With regard to nonmyeloid malignancies, there was much speculation of the possible increase in the risk of urothelial malignancies in a small cohort of patients subjected to imatinib.61 Importantly, however, a much larger study of 9,000 patients failed to confirm this suspicion.62

Conclusion

Long-term side effects of IM are now being well documented and appear rare. Table 3 shows the incidence of long-term adverse effects compared with the acute adverse effects. It is likely that as ongoing follow-up of earlier studies that have basically evolved into longitudinal studies continues, additional long-term complications and increased incidence of current known complications may be noted.
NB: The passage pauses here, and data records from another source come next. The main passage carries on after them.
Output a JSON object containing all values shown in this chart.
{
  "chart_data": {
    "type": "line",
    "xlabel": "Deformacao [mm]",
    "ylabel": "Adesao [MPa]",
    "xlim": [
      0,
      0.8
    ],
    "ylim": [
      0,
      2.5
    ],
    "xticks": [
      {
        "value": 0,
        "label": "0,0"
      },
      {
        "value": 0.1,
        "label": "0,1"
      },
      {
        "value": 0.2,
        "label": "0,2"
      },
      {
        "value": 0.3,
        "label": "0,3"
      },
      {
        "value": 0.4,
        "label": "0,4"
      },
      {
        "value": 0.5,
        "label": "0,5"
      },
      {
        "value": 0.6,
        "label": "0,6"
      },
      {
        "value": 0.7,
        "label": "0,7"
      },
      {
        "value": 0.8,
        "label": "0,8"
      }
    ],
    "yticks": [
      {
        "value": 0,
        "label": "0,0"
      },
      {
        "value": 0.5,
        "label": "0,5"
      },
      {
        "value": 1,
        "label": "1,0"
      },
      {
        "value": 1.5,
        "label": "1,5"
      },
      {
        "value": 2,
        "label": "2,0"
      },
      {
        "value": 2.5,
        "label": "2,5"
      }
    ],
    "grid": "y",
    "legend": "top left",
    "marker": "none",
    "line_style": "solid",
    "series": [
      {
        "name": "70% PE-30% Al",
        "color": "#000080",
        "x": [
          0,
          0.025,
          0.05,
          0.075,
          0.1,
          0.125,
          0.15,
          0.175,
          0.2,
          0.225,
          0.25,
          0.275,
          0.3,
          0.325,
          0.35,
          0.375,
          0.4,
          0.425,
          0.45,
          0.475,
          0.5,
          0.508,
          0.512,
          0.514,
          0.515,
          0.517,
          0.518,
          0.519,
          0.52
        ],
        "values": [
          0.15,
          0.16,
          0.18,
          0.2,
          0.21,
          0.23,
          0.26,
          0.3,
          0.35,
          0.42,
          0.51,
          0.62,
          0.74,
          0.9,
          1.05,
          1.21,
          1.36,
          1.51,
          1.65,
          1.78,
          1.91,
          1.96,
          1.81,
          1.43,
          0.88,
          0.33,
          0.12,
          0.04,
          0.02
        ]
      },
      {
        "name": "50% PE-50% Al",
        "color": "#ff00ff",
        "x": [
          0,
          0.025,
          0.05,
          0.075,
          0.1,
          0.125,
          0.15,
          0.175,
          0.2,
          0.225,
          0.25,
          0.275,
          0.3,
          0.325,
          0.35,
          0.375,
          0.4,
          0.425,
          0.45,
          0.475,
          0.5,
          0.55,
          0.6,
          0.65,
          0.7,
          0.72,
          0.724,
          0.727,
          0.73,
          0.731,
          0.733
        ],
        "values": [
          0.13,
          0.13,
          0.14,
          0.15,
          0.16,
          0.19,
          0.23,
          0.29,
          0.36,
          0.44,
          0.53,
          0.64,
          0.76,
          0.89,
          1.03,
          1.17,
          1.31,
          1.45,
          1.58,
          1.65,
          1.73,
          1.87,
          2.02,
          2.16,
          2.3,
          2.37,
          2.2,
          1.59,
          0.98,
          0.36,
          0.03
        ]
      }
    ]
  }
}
It is recommended that specialists remain cautious about the potential long-term adverse effects associated with IM. Some specialists have observed rare but potential sinister effects: Ebnöether et al noted the potentially lethal toxicity of cerebellar edema in 2 separate patients, but this has not been noted in other cases in the literature or in extended follow-up.69 In addition, other possibly significant long-term complications noted from case reports and small retrospective reviews, including optic effects and sensorineural hearing loss, have been noted but are not prominent in any of the larger studies or retrospective reviews.

Table 3.

Incidence of notable short- and long-term reported toxicities of imatinib

Percentage >10% 1%–10% <1.0%
Short-term toxicities Superficial edema, muscle cramps, nausea, musculoskeletal pain, diarrhea, rash, fatigue, headache, abdominal pain, joint pain Pancytopenia, febrile neutropenia, flushing, liver function test abnormalities Pleural effusion, syncope, angioedema
Long-term toxicities NA NA Cardiac toxicities, secondary malignancy, myositis, multiple sclerosis, renal failure, dermatitis pancreatitis, hypophosphatemia, gynecomastia, hypogammaglobulinemia, opportunistic infections, hepatotoxicities, pulmonary toxicities, skin hyper/hypopigmentation, cerebral edema

Abbreviation: NA, not applicable.

The above findings highlight some of the issues evaluating the long-term toxicities of a drug that is in its relative infancy. Some findings that may be present in the preclinical setting are not always evident in the clinical setting, and vice versa. While case reports and retrospective reviews are an integral part of clinical practice, there can be many confounding variables that lead to adverse toxicities that in fact may not be secondary to the suspected offending agent. Importantly, it would appear that following a decade since IM entered the clinics, the safety analysis suggests that the long-term adverse effects are quite acceptable.

Table 1.

Most frequently reported adverse effects in patients with CML in CP treated with imatinib

Most common adverse effects (by 5 years) All grades of adverse effects in patients (%) Grade 3/4 adverse effects in patients (%)
Superficial edema 60 2
Nausea 50 1
Muscle cramps 49 2
Musculoskeletal pain 47 5
Diarrhea 45 3
Rash/skin problems 40 3
Fatigue 39 2
Headache 37 <1
Abdominal pain 37 4
Joint pain 31 3

Note: Only serious adverse effects were collected after 2005; grade 3/4 adverse effects decreased in incidence after years 1–2.

Abbreviations: CML, chronic myeloid leukemia; CP, chronic phase.

Footnotes

Disclosure

The authors report no conflicts of interest in this work.